The result was the same; i daresay the mechanics were the same. Only the corner cases changed.
 

I can think of one case where damage mitigation was refluffed as healing -- The Incredible Hulk originally was hard to hurt. That was refluffed as "instantaneous regeneration" in at least one of the comic book streams.

The result was the same; i daresay the mechanics were the same. Only the corner cases changed.
Bringing someone back to consciousness and healing in between fights are not corner cases. :)
 

Well, if the marshal may get something like the following, it may go a long way to cover those cases.

Inspirational Frenzy: 1 minute actvation, Range 30 feet, Target all sentient allies [Mind-affecting, Language];
All listeners receive temporary hit points equal to their Con score with a miniimum of 10 points gained. The hit points will last one hour or until the next battle is complete whichever is less.

That substitutes for a bunch of healing. It may not bring someone back to consciousness, but it prevents them from entering that state in the first place when they normally would. And as for healing between fights, if the individuals took less than the temporary hp damage, it's as if they're untouched.

Now it is true that the character couldn't use this during a fight, but he may have something like the following:

Rally: Standard action actvation, Range 30 feet, Target all sentient allies [Mind-affecting, Language];
All listeners receive temporary hit points equal to the Martial level of the character and develop unshakable morele. Use of the ability reduces the Marshal's hp the same amount granted. This can leave the marshal unconscious at the end of the round.
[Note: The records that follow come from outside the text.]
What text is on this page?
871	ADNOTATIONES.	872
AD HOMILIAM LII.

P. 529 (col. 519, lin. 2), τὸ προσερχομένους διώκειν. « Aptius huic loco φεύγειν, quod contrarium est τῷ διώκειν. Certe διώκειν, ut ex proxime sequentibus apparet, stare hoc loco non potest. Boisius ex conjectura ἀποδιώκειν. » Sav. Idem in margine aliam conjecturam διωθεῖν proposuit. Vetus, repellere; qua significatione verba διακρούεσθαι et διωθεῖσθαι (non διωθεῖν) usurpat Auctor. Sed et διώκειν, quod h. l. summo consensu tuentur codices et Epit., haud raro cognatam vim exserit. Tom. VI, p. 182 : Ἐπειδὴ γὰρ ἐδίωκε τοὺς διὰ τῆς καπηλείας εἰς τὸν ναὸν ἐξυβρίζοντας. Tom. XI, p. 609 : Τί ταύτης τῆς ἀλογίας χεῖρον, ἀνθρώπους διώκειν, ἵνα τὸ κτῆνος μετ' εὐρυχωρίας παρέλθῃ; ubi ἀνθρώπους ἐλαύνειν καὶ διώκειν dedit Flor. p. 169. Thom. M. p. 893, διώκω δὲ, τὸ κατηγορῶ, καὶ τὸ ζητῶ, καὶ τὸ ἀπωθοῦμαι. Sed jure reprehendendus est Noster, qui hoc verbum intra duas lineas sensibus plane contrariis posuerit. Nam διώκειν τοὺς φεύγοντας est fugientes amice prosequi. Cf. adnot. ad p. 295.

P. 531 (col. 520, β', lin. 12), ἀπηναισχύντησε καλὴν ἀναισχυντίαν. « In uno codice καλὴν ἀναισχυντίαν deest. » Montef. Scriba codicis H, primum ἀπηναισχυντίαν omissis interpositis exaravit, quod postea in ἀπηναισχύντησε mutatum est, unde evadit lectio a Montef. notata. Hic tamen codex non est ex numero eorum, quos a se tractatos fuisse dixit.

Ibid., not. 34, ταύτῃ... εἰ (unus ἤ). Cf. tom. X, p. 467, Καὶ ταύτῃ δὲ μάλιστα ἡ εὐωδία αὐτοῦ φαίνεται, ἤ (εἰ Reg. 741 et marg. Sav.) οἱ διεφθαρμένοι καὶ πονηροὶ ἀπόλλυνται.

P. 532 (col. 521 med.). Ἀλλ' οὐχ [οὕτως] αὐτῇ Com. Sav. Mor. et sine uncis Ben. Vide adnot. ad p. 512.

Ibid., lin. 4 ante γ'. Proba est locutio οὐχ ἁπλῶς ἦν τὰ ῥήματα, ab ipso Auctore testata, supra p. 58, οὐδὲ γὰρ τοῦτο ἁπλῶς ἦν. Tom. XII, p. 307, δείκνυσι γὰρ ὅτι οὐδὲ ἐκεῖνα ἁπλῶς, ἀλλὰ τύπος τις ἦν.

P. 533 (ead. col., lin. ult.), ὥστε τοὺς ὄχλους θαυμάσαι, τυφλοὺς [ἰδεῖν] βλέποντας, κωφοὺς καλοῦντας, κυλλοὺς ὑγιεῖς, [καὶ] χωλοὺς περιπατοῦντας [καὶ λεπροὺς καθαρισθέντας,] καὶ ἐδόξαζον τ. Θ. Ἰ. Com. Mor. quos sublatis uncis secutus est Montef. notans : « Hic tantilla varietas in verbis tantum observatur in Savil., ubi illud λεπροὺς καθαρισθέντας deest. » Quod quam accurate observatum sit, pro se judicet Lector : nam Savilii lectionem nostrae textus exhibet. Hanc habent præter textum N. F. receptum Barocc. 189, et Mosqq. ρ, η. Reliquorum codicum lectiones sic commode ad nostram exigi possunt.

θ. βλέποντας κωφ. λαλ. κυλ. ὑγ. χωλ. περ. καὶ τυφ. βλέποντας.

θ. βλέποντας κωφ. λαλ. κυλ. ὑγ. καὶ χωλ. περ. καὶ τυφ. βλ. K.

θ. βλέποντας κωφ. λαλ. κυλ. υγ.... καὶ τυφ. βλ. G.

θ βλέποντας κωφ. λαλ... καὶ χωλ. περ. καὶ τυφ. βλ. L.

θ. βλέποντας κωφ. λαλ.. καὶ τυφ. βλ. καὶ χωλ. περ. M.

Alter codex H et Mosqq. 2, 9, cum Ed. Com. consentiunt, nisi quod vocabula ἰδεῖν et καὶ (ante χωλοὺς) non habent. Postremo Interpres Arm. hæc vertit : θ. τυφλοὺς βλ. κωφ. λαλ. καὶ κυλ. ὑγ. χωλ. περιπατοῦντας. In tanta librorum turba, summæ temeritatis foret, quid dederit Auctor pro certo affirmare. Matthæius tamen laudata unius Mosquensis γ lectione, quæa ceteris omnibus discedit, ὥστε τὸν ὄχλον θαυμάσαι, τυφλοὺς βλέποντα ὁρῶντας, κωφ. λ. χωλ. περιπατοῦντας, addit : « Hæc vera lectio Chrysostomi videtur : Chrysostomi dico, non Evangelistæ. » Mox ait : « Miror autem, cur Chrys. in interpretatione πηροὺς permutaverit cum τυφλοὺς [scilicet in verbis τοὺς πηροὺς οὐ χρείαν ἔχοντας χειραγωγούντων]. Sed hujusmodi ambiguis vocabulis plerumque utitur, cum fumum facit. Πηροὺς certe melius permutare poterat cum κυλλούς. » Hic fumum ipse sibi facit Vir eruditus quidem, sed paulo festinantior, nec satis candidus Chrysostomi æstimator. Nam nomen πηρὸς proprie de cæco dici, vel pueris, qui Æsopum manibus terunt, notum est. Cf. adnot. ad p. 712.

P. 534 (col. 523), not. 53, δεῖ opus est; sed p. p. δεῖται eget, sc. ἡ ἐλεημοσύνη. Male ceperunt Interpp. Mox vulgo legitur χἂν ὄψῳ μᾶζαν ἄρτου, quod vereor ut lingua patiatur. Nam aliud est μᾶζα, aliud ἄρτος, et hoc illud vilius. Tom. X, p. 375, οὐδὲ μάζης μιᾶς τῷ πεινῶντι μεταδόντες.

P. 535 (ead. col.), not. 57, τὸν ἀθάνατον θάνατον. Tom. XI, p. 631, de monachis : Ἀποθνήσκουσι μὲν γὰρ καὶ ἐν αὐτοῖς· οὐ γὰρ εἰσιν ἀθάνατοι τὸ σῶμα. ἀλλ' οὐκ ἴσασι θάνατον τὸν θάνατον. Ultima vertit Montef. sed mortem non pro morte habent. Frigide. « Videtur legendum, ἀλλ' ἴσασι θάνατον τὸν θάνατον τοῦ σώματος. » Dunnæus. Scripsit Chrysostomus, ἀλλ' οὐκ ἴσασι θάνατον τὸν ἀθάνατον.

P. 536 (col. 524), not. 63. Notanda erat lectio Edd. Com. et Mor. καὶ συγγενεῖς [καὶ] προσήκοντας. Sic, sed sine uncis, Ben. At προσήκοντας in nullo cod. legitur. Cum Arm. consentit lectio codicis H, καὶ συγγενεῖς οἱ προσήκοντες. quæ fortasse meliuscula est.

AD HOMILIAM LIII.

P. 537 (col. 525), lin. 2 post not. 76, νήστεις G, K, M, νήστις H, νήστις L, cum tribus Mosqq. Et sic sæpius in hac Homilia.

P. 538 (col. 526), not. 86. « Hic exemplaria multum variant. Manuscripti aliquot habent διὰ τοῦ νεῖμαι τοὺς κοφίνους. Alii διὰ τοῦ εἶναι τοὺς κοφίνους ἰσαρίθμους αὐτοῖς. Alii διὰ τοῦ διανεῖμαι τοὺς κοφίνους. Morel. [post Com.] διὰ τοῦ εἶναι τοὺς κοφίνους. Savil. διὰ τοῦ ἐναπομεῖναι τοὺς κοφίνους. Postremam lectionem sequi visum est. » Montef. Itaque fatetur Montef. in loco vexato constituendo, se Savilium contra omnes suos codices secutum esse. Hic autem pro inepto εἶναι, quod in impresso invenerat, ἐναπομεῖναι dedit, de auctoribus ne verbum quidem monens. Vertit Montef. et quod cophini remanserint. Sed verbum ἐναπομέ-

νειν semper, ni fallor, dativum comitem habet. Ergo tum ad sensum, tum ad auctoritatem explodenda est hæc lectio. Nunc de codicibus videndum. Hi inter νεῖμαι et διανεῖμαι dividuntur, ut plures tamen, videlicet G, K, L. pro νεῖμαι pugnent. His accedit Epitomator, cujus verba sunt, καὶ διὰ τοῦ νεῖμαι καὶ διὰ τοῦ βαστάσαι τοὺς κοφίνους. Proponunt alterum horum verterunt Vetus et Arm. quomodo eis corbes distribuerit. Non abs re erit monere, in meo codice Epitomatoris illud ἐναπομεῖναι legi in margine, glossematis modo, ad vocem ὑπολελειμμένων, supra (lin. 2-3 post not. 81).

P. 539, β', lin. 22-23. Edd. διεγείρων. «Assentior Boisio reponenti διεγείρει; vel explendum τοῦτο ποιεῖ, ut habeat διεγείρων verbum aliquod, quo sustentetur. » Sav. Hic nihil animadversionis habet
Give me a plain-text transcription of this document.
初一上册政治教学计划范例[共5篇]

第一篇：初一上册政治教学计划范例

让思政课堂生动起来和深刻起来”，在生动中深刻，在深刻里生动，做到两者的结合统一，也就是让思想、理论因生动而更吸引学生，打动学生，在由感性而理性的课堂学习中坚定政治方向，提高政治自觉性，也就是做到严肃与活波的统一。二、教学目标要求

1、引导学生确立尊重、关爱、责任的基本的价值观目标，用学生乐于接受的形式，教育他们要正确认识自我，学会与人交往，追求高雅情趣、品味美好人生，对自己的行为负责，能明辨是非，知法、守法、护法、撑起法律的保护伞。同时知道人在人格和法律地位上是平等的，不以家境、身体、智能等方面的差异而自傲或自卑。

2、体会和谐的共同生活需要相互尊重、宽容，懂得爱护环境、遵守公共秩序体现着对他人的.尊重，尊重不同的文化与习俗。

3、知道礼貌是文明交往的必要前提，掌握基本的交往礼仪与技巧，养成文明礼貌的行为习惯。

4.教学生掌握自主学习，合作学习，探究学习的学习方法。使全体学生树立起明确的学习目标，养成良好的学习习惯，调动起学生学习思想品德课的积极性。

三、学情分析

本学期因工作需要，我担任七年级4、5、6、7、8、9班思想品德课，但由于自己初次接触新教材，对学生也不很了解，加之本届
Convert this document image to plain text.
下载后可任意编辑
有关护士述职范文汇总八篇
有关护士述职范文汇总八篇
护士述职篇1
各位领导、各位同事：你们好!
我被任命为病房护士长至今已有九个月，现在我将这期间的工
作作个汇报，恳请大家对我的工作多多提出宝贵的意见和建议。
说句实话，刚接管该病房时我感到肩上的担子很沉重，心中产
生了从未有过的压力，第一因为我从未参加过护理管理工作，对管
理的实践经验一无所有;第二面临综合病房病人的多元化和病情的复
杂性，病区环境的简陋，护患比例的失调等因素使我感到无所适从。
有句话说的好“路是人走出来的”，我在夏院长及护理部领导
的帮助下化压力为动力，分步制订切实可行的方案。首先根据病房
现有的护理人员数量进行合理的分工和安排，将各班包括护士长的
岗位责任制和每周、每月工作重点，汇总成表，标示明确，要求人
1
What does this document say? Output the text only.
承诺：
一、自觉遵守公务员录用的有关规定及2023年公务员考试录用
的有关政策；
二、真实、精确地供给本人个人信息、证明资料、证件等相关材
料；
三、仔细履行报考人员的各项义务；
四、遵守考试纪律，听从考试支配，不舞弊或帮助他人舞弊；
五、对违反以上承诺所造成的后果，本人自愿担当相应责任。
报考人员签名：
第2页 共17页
The hit points will last 5 minutes or until the next battle is complete whichever is less.

Thee abilities will only shine if hit points and damage are reduced to pre-3e inflation levels, of course.
 

I can't, in my mind, justify encounter based resources. I've tried. I tried looking at it like, they know that trick now so I have to use another one, but it just doesn't feel right for me at the table. Daily resources sometimes have that effect for me as well, but I've had 30 years to get used to those. I suppose it would be less of an issue if encounter based resources weren't limited to one per an encounter, instead worked like daily resources and recharged with a short rest. (Which I mean you can use your powers x times/encounter total and you choose what to use each encounter.) At least then I wouldn't feel like I was being forced to do something that interfered with my immersion. Whether this is considered meta-game or not doesn't concern me, but if it breaks my immersion because I start asking those questions, then it's an issue for me.

I think it isn't quite that hard and fast, but clearly people often perceive some sort of meta-game aspect to powers being rate limited. I think it is pretty clear from reading the DDN articles and the actual rules packets that one of the main goals of the design is to stomp out even the slightest possible smell of any character touching rule that gains justification from game mechanics or player stance thinking.

Clearly many of us are just not interested in a game that avoids those things. To ME powers are plot coupons, as are pretty much all other player resources. Its a game where you tell a story about trying to defeat evil forces (or whatever) and part of the game is you get to do cool extraordinary stuff sometimes. Your character sheet tells you what stuff you, the player, can do in the game by virtue of what sort of character mechanics you picked (and conveniently also probably holds info on narrative aspects of your choices as well presumably, but that's really outside of rules discussions). I actively do not want to be limited to PC stance thinking. The players are a vital part of my game and they need the ability to shape the way it goes in active ways. The rules can help a LOT with that.

Honestly I think in general there's just not any going back. RPGs have evolved past "process simulation". They can still largely be about character options that are largely embedded in character stance, there should always be SOME connection there, but it doesn't need to be direct. This is the very reason I don't play 2e anymore and never was really interested in 3e either. Its the 21st Century, not 1975 anymore.